Еще об Осмеркине. Он не был, разумеется, святым и хорошо делал, что не дружил со святыми. Но зато безмерно дружил со страстями, охотно уступая им. Увлекался вином. Но, если на одну чашку весов положить все его недостатки, а на другую достоинства (страсть к живописи, к людям, к книгам, к наслаждениям природы), то вторая перетянет. Я в этом никогда не сомневался.
24 апреля 1954 года
В Москве наконец-то яркое, прозрачное, весеннее солнце. И небо, способное поднять тонус у самого отъявленного пессимиста. Светозарное, хмельное. Чем глубже залезаю в сети старости, тем больше ценю природу, ее суровую дружбу. Ну, что и кто ее может заменить? Пушкин, разумеется, прав, называя ее равнодушной. Но зачем, впрочем, ее сочувствие?Где-то прочел:
«В старости хочется много природы и немного людей»,
«Она вне школ и течений, и ее ренессанс — вечен».
И сейчас, в старости, когда каждый день кажется подарком Судьбы, выражением ее благодушия и актом милосердия, природа приобретает особую высшую ценность.

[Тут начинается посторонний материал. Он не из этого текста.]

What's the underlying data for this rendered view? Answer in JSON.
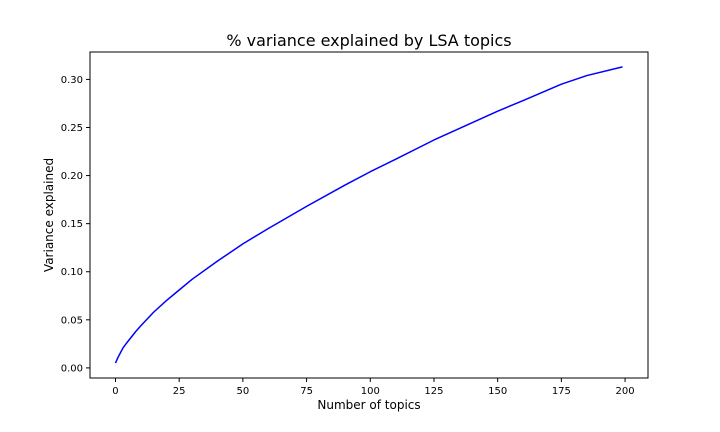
{
  "chart_data": {
    "type": "line",
    "title": "% variance explained by LSA topics",
    "xlabel": "Number of topics",
    "ylabel": "Variance explained",
    "xlim": [
      -10,
      209
    ],
    "ylim": [
      -0.0105,
      0.3285
    ],
    "xticks": [
      0,
      25,
      50,
      75,
      100,
      125,
      150,
      175,
      200
    ],
    "xtick_labels": [
      "0",
      "25",
      "50",
      "75",
      "100",
      "125",
      "150",
      "175",
      "200"
    ],
    "yticks": [
      0.0,
      0.05,
      0.1,
      0.15,
      0.2,
      0.25,
      0.3
    ],
    "ytick_labels": [
      "0.00",
      "0.05",
      "0.10",
      "0.15",
      "0.20",
      "0.25",
      "0.30"
    ],
    "grid": false,
    "series": [
      {
        "name": "variance explained",
        "color": "#0000ff",
        "x": [
          0,
          1,
          2,
          3,
          5,
          8,
          10,
          15,
          20,
          25,
          30,
          40,
          50,
          60,
          75,
          90,
          100,
          110,
          125,
          140,
          150,
          160,
          175,
          185,
          199
        ],
        "y": [
          0.005,
          0.011,
          0.016,
          0.021,
          0.028,
          0.038,
          0.044,
          0.058,
          0.07,
          0.081,
          0.092,
          0.111,
          0.129,
          0.145,
          0.168,
          0.19,
          0.204,
          0.217,
          0.237,
          0.255,
          0.267,
          0.278,
          0.295,
          0.304,
          0.313
        ]
      }
    ]
  }
}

Мы уже научились ее ценить, острее любить. Научились беречь ее в своем остывающем сердце. Заметьте, деревья и облака никогда не бывают пошлыми, лицемерными, заурядными или глупыми. В самых скромных деревьях есть свой благородный стиль выражения. Нужно только научиться его чувствовать и понимать.
Конечно, порой поведение природы вызывало тяжелую обиду, но такова, очевидно, ее сущность. Вспоминаю время после бомбардировки 1941 года. Город в огне, дыму. На улицах убитые, слышен крик обезумевших людей. Страдания, стон, а она себе сияет вовсю. Чудесное сентябрьское утро. Небо лучезарно, а деревья в сказочном, торжествующем золоте. Хотя бы единственным жестом посочувствовала. Ни звука, ни одного движения.
27 сентября 1954 года
С Нелюсей съездил в золотой лес Серебряного бора. Сидели на берегу под сияющим осенним небом, глядели на тихо и плавно плывущие по зеркальной Москве-реке караваны барж. Рисовал цветными карандашами.